W3C home > Mailing lists > Public > www-style@w3.org > August 2009

Re: Shadows vs. layout

From: Tab Atkins Jr. <jackalmage@gmail.com>
Date: Mon, 3 Aug 2009 16:33:12 -0500
Message-ID: <dd0fbad0908031433t9649aa7kc7532567575e4702@mail.gmail.com>
To: Andrew Fedoniouk <news@terrainformatica.com>
Cc: David Hyatt <hyatt@apple.com>, fantasai <fantasai.lists@inkedblade.net>, Brad Kemper <brad.kemper@gmail.com>, W3C style mailing list <www-style@w3.org>
On Mon, Aug 3, 2009 at 4:22 PM, Andrew
Fedoniouk<news@terrainformatica.com> wrote:
> Tab Atkins Jr. wrote:
>> To be fair, on the GUI systems you know about, the elements are
>> purposely placed so that the shadow doesn't try to 'spill out' of the
>> container.  So the question of overflow behavior doesn't come up.
> Window rectangle does not include shadow/outline.
> At least on Windows it is a bit challenging to get outline rectangle
> of the window that includes shadow. So pardon me but I am not buying
> "purposely placed so that the...". Haven't seen such purposeful attempts.

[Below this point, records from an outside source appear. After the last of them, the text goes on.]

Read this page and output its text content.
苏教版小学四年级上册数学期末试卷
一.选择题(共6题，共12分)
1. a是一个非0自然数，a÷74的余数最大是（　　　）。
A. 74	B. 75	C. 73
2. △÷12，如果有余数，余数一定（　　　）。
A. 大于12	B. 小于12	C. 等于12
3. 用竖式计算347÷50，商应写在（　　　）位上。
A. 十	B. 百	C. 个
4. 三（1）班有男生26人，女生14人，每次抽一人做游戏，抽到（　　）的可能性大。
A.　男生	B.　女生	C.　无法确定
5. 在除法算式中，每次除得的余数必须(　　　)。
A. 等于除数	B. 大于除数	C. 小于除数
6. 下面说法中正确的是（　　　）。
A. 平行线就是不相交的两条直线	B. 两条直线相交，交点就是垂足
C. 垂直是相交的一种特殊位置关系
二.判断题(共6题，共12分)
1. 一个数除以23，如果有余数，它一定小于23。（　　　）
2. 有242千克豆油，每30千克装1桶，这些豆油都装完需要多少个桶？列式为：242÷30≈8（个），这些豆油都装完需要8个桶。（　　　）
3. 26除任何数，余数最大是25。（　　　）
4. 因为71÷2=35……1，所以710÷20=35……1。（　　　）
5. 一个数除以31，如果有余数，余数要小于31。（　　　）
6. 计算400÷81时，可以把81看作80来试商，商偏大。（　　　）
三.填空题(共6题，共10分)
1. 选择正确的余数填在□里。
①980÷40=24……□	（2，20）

I'm talking about within a window - windows themselves live on the
desktop, which is overflow:hidden.  ^_^

> The only case when the shadow is just such a background - is a part of
> window (read: DOM element) background itself as here
> http://www.terrainformatica.com/htmlayout/images/tooltip-balloon.jpg for
> example.

Hmm, HTMLayout lets elements jump out of the application's window?
That's... weird.

>> In the web environment the issue is a bit different - it's easy to
>> make elements with shadows/outlines/border-images that have parts of
>> the visual effect spilling out.
> Yes. As in any other GUI system including various WMs.

I don't dispute that it can happen.  I'm just saying that in my
experience, OS GUI elements are either overflow:hidden, or their
children are prevented from having shadow spill out (this may because
the shadow is counted as part of their geometry).